Assédio e LGBTfóbico
Entre os problemas do projeto, segundo o parlamentar, é a associação da existência de banheiros como esse à prática de assédios sexuais, estupros e outros, pois a maioria dos casos acontece, infelizmente, dentro do seio familiar, praticados por familiares e amigos próximos.
De acordo com Wesley, “engana-se quem visualiza banheiros multigêneros como espaços de uso coletivo simultaneamente”, e engana a população o vereador quando insinua na imprensa esses espaços não são privativos e que não são de uso individual. “Exato vereador, banheiros, sejam multigênero ou não, não são sala de estar”, disse, citando fala de Zanatta em entrevista ao
Hojemais Araçatuba.
Outro ponto rechaçado é quando o vereador do PL diz que o projeto não tem teor LGBTfóbico. “Tem sim, e eu explico.
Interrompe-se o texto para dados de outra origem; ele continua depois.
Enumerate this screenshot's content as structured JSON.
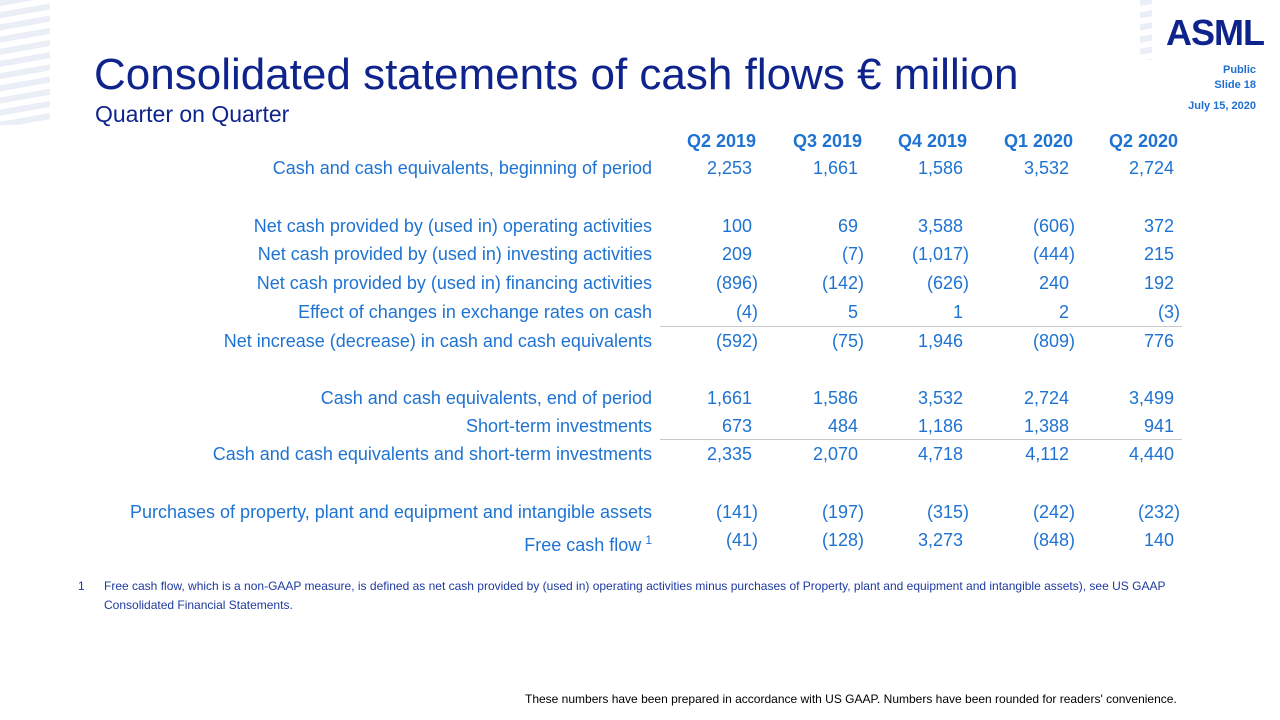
{
  "header": {
    "title": "Consolidated statements of cash flows € million",
    "subtitle": "Quarter on Quarter"
  },
  "meta": {
    "logo": "ASML",
    "classification": "Public",
    "slide": "Slide 18",
    "date": "July 15, 2020"
  },
  "table": {
    "columns": [
      "Q2 2019",
      "Q3 2019",
      "Q4 2019",
      "Q1 2020",
      "Q2 2020"
    ],
    "rows": [
      {
        "label": "Cash and cash equivalents, beginning of period",
        "values": [
          "2,253",
          "1,661",
          "1,586",
          "3,532",
          "2,724"
        ]
      },
      {
        "label": "Net cash provided by (used in) operating activities",
        "values": [
          "100",
          "69",
          "3,588",
          "(606)",
          "372"
        ]
      },
      {
        "label": "Net cash provided by (used in) investing activities",
        "values": [
          "209",
          "(7)",
          "(1,017)",
          "(444)",
          "215"
        ]
      },
      {
        "label": "Net cash provided by (used in) financing activities",
        "values": [
          "(896)",
          "(142)",
          "(626)",
          "240",
          "192"
        ]
      },
      {
        "label": "Effect of changes in exchange rates on cash",
        "values": [
          "(4)",
          "5",
          "1",
          "2",
          "(3)"
        ]
      },
      {
        "label": "Net increase (decrease) in cash and cash equivalents",
        "values": [
          "(592)",
          "(75)",
          "1,946",
          "(809)",
          "776"
        ]
      },
      {
        "label": "Cash and cash equivalents, end of period",
        "values": [
          "1,661",
          "1,586",
          "3,532",
          "2,724",
          "3,499"
        ]
      },
      {
        "label": "Short-term investments",
        "values": [
          "673",
          "484",
          "1,186",
          "1,388",
          "941"
        ]
      },
      {
        "label": "Cash and cash equivalents and short-term investments",
        "values": [
          "2,335",
          "2,070",
          "4,718",
          "4,112",
          "4,440"
        ]
      },
      {
        "label": "Purchases of property, plant and equipment and intangible assets",
        "values": [
          "(141)",
          "(197)",
          "(315)",
          "(242)",
          "(232)"
        ]
      },
      {
        "label": "Free cash flow",
        "note": "1",
        "values": [
          "(41)",
          "(128)",
          "3,273",
          "(848)",
          "140"
        ]
      }
    ]
  },
  "footnote": {
    "marker": "1",
    "text": "Free cash flow, which is a non-GAAP measure, is defined as net cash provided by (used in) operating activities minus purchases of Property, plant and equipment and intangible assets), see US GAAP Consolidated Financial Statements."
  },
  "bottom_note": "These numbers have been prepared in accordance with US GAAP.  Numbers have been rounded for readers' convenience."
}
Não é a toa que o Brasil é o país que mais mata a população transexual do mundo, muitos espaços não aceitam que homens e mulheres trans utilizem o banheiro conforme a sua identidade de gênero, proibir o uso de banheiros multigêneros (lembrem-se, utilizados individualmente) coloca esse público novamente à mercê de situações constrangedoras. Basta dar um
Google
para encontrar casos de pessoas que foram agredidas por tentar utilizar o banheiro conforme se identificam. Acredito que o vereador não conheça a realidade deste público, mas se engana novamente em dizer que o uso de banheiros e espaços assemelhados no Brasil, na modalidade unissex não diminuirá os casos de hostilização, humilhação e outros tipos de violência contra a população LGBTQIA+.”.
Disputas eleitorais
Wesley da Dialogue, que é vice-presidente da Comissão de Direitos Humanos e Cidadania da Câmara, ressalta que é preocupante ver um parlamentar se utilizar de uma ferramenta legislativa para se preparar para disputas eleitorais a fim de agradar grupos conservadores criando um problema e apresentando soluções para este problema que foi inventado. “É preciso ter seriedade ao propor um projeto de lei e saber quais são os impactos trazidos pela propositura. Este projeto não só contribui para a perpetuação de preconceitos contra o público LGBTQIA+, mas também interfere diretamente na vida de comerciantes, empresários, ambientes públicos e privados onde esses banheiros existem”.
Não apenas o vereador, mas o mandato dele, que é coletivo, é contrário ao projeto de Araçatuba, assim como em relação à propositura de Penápolis, que acabou retirada pelo autor após pressão popular. A promessa é de movimentação e em todos os espaços possíveis, seja na tramitação do texto nas comissões técnicas da Câmara ou durante a votação, na defesa da comunidade LGBTQiA+, dos comerciantes e empresários e de todas as famílias.